Running a successful law practice is all about getting clients. One way is by building a referral network, a frequent topic on Lawyerist. Another way is by advertising, such as in the yellow pages.
As traditional advertising methods wane, lawyers are getting excited by new methods of attracting clients through the internet. All those potential clients out there, yearning to find the lawyer of their dreams — all they need is a little encouragement. A little channelling. A system of connecting clients with lawyers. And lawyers will be eager to pay to have pre-screened clients sent their way – as long as they do not violate any ethics rules.
The general ethics rule is that a lawyer can not pay someone for referring a particular client or case. In fact, not only is a lawyer prohibited from paying but in most jurisdictions a lawyer cannot give “anything of value” to someone who recommends a lawyer’s services. No tickets to the Superbowl, no bottles of single-malt, not even a Starbucks gift card.
So unseemly. As draconian as that sounds, the practice of law has actually come a long way in its attitudes about advertising. Old school lawyers abhorred advertising as beneath the dignity of the profession. When SCOTUS declared in Bates v. Arizona (1977) that lawyers had a First Amendment right to advertise, then yellow pages ads, billboards, television commercials, local newspaper ads, little league jerseys, etc., all became fair game. None of these traditional advertising methods violates any rules on paying for clients because the advertisement is not targeted at a particular person with a specific legal problem. The fee is paid to the advertiser regardless of whether anyone ever reads the ad or contacts the lawyer. In short, the connection between the payment for the ad and the contact with a prospective client is attenuated at best.
Click here. Pay-per-click advertising, such as Google Adwords, presents a slightly more difficult question. In its simplest form, with Adwords an advertiser (such as a lawyer) targets the words that consumers might search for using Google (e.g. “ethics lawyer”). When someone searches using those words, the lawyer’s 4-line advertisement may show up above or to the right of the search results. The lawyer does not pay for the ad to appear but does pay when someone clicks on the lawyer’s ad and then is whisked away to the lawyer’s website.
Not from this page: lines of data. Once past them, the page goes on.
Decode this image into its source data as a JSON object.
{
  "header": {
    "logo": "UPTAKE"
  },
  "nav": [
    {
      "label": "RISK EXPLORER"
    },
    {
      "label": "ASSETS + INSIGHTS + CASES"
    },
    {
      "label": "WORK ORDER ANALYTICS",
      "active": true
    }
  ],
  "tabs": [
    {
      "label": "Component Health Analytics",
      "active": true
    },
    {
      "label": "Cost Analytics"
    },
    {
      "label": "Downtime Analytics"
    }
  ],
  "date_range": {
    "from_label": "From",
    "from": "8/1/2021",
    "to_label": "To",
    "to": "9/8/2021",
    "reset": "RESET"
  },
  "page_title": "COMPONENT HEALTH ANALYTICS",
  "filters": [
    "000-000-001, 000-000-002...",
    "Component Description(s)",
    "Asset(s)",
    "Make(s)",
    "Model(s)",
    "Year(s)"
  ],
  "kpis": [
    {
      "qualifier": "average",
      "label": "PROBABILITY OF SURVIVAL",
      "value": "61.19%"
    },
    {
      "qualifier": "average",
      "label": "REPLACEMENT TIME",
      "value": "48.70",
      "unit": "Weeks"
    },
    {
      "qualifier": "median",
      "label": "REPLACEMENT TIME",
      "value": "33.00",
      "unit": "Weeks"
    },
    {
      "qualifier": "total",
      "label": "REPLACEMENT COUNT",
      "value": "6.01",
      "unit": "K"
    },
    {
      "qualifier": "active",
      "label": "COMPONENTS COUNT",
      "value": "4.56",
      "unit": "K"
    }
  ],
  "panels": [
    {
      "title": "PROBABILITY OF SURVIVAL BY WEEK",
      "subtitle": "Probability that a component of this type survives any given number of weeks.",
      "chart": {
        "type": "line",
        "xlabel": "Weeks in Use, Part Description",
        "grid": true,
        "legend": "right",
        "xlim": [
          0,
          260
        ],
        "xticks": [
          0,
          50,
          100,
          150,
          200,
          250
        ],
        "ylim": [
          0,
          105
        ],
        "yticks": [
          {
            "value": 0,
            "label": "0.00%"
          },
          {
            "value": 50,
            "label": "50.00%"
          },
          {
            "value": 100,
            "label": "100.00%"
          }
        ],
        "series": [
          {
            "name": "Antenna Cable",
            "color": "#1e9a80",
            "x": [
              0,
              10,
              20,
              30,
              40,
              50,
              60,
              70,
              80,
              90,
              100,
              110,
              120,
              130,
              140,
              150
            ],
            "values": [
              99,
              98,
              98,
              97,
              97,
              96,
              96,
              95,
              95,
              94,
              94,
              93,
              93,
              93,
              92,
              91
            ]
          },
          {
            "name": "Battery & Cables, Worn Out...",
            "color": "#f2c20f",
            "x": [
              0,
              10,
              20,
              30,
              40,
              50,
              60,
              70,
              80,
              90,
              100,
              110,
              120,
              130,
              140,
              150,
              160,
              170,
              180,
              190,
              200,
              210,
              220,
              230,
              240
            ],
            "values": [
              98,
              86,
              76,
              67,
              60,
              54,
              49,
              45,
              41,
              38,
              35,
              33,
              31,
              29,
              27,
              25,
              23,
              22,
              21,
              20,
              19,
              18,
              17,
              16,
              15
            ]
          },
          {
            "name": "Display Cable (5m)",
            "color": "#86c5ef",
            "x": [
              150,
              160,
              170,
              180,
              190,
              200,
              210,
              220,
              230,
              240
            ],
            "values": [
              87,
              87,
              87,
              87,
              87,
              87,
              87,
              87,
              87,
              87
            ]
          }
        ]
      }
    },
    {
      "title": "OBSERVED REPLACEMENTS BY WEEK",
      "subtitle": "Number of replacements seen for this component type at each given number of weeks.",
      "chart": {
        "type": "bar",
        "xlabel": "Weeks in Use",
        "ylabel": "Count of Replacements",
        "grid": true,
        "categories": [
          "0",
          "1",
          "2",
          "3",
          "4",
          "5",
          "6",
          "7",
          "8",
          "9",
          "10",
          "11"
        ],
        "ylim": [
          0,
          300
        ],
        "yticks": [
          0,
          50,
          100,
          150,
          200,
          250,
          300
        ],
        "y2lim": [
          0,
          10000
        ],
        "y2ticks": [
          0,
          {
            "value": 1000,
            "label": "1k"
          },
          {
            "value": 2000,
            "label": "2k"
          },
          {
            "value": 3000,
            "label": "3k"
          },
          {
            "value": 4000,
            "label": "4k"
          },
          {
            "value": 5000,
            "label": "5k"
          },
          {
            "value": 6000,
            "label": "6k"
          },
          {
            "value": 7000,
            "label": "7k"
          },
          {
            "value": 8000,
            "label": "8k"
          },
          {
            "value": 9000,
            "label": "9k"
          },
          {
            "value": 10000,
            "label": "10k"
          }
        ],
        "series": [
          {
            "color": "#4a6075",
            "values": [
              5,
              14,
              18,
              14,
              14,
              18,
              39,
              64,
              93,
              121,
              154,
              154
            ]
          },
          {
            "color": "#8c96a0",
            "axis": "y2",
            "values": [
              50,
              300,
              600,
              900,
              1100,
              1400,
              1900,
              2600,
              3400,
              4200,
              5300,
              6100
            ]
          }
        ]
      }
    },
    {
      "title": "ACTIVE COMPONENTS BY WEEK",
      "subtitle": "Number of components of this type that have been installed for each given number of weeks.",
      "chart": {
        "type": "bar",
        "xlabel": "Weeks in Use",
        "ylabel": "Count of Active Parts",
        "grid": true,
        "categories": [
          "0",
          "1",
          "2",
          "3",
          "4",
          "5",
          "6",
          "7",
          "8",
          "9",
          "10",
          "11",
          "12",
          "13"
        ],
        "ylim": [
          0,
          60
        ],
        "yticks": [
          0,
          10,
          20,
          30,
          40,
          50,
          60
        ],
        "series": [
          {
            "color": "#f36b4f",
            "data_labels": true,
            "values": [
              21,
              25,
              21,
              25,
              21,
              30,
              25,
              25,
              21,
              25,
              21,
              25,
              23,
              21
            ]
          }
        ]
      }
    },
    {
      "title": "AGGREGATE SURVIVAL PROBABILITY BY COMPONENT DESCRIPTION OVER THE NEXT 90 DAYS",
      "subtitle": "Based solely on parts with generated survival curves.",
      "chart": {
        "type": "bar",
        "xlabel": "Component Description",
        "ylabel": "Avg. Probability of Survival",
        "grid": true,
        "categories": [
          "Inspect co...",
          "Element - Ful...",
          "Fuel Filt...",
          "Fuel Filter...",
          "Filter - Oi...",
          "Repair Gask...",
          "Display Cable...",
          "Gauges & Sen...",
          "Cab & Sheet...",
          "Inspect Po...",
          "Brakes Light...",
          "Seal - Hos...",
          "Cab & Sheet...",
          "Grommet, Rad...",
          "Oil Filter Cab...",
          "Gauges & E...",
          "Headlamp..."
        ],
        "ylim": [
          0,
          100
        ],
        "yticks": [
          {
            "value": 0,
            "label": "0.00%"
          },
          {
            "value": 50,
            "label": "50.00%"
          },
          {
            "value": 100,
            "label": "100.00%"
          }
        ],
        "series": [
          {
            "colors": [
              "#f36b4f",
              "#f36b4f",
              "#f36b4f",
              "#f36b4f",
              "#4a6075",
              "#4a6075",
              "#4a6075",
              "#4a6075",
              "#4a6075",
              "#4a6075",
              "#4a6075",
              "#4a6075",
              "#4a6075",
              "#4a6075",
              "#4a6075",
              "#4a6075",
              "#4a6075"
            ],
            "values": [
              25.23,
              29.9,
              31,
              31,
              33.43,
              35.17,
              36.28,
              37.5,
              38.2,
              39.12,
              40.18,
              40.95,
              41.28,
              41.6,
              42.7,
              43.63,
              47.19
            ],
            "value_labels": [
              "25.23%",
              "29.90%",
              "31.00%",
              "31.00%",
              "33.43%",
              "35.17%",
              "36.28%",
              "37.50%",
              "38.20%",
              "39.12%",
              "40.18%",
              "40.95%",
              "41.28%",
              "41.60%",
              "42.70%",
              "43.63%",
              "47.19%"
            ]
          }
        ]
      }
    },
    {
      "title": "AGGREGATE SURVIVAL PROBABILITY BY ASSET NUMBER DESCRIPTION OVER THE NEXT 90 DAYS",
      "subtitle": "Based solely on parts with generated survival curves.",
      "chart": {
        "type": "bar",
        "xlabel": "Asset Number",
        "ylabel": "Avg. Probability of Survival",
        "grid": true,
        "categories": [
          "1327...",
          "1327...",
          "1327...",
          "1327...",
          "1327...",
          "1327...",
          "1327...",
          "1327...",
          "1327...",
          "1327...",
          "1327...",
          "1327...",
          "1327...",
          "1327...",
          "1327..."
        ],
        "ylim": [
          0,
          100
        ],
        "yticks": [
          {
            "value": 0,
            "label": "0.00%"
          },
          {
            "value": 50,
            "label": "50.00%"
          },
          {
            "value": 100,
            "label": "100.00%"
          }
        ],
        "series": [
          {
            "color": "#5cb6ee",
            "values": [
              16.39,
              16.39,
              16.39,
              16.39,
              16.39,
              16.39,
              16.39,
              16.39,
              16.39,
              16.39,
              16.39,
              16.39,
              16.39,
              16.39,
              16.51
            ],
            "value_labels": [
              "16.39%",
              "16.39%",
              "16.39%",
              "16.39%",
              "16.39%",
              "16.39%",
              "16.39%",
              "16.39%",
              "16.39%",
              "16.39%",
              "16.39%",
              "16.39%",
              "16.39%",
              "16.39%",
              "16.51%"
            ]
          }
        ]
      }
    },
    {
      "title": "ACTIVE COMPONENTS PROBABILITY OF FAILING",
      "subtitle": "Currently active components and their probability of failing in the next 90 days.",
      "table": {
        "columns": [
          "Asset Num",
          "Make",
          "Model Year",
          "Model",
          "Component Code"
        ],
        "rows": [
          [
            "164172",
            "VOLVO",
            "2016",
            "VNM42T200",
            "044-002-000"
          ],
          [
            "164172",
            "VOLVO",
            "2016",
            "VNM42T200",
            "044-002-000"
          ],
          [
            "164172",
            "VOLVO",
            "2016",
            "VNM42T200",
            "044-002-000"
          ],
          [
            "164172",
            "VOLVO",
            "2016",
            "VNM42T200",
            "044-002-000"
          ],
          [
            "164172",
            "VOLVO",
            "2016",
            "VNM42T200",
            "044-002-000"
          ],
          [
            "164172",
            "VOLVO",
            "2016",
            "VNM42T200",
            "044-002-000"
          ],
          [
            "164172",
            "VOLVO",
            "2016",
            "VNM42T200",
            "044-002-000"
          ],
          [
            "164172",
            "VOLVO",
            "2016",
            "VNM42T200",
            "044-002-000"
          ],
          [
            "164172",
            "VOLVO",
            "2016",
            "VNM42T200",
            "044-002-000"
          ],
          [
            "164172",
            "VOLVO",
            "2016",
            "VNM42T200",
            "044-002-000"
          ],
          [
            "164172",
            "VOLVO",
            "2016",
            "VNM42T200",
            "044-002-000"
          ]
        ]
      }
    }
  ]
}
So, the lawyer pays for clicks. Sounds pretty close to paying for each referral. But Google has no idea whether the clicker needs legal services, is just curious, or is bored at the office. Nor does Google guarantee a certain number of clicks or that the clickers will actually turn into paying clients. In the end, it looks more like targeted advertising than paying for clients.
Total Trouble? Several websites take targeting one step further and actually try to connect individual lawyers with individual clients. These on-line referral services, like Legal Match and Total Attorneys, invite prospective clients to submit information about their legal issues and then make that information available to lawyers who practice in the client’s geographical area. The lawyers pay for having access to these referrals.
Each service tries to avoid the ban on paying for referrals in its own way. With Legal Match, prospective client (PC) inquiries are routed to lawyer subscribers based on the lawyer’s practice area and location. The lawyer pays a flat subscription fee for the service. Presumably there are serveral lawyers for each location and practice area, so multiple lawyers are likely competing to respond to the same PCs (if there was only one lawyer, that would seem a lot more like paying for referrals). Several jurisdictions permit this type of service — Legal Match provides links to several ethics opinions.
Total Attorneys comes even closer to the line. Their referral program promises “geographical exclusivity” (only one attorney per practice area in a specific location) and “pay for performance” (the lawyer pays when Total Attorneys “produces results,” not a flat fee). The “performance” the lawyer pays for appears to be tied to new client contacts, not actual agreements to represent clients. Their scheme offended at least one gadfly who allegedly filed complaints against Total Attorneys lawyers in 47 jurisdictions for violating the rule against paying for referrals. So far, it appears that the complaints in about a half-dozen of those jurisdictions have been dismissed, with Connecticut being the most recent. Whether we will ever find out the dispositions of the other 40+ complaints remains to be seen.
A final oddity in this area is that many states’ ethics rules allow nonprofits, such as bar associations, to operate referral services which charge attorneys directly for taking cases referred to them or require the lawyers to share the fees they receive with the bar association. Apparently, when a nonprofit is paid for a referral, it’s a public service; when anyone else receives a payment, it’s a pox upon the public interest.
As technology continues to change our lives, lawyer advertising will likely continue to change as well. If you’re thinking of being the first on your block to try a new method of attracting clients through the internet, make sure you are buying advertising, not clients.